Latest Dell Security Patch Fixes Exploit in Over 300 Computer Models

Dell has released a new security patch aimed at fixing a control vulnerability issue in over 300 Dell computer models released since 2009.

The issue impacts a total of 380 Dell device models, according to Techspot, and would allow someone who has access to a computer with the exploit to gain escalated privileges and even kernel-level permissions. Essentially, if done, this would give that user full control of the laptop, allowing them to access any data stored on it.

The issue originally was discovered by SentinelLabs, which reported it to Dell in December. This prompted Dell to create the fix, which it has now issued to all affected computers.

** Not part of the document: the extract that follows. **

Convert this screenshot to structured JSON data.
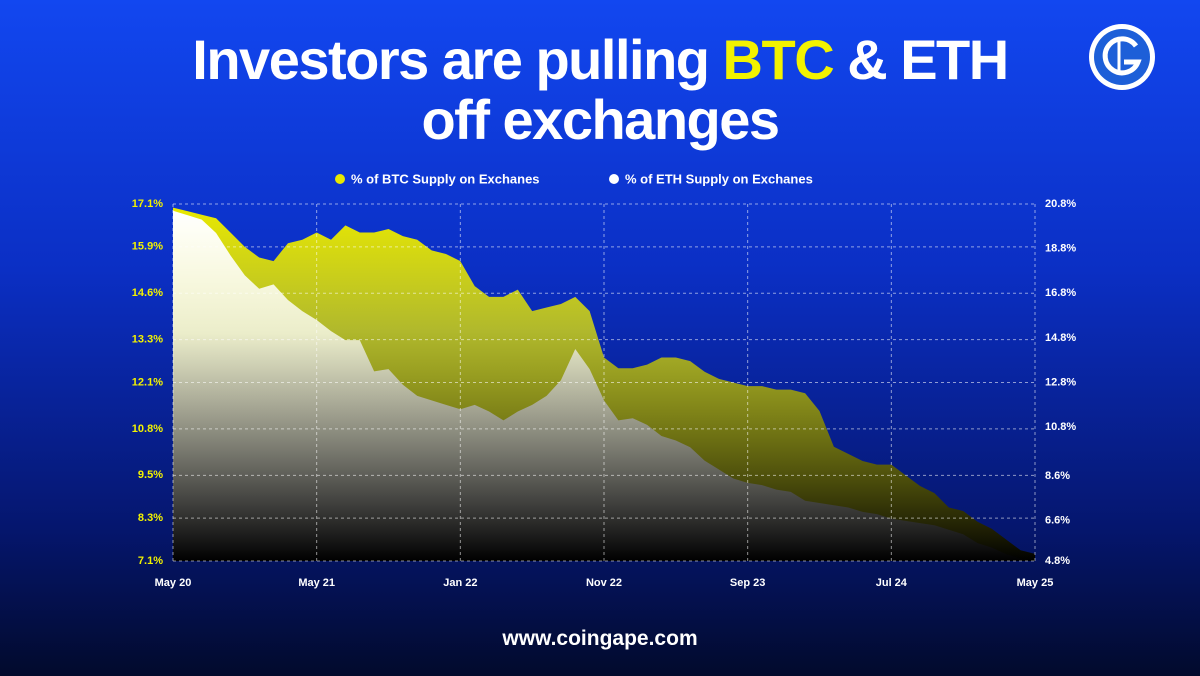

Dell also detailed the issue in an official support document on its website. Based on this post, it looks like the file which contains the vulnerability, dbutil_2_3.sys, is installed on the susceptible systems when using firmware update utility packages like Dell Command Update, Dell Update, Alienware Update, and Dell Platform Tags.

Because it's only installed when updating drivers, those who recently purchased computers on the list may not have the affected file installed on their system.

If you have a computer included on the list, then it is recommended that you install the security patch as soon as possible, just to avoid any possible problems. 

The FAQs for the update say that in order to make use of the exploit, a user would have to gain access to your computer through malware, phishing, or being granted remote access in some way. Both Dell and SentinelLabs also say they have not seen any evidence of this particular vulnerability being exploited, despite being around since 2009.

The company includes information on three ways to install the patch in its support post, though the easiest method—which uses notification solutions like Dell Command and Dell Update—won’t be available until May 10.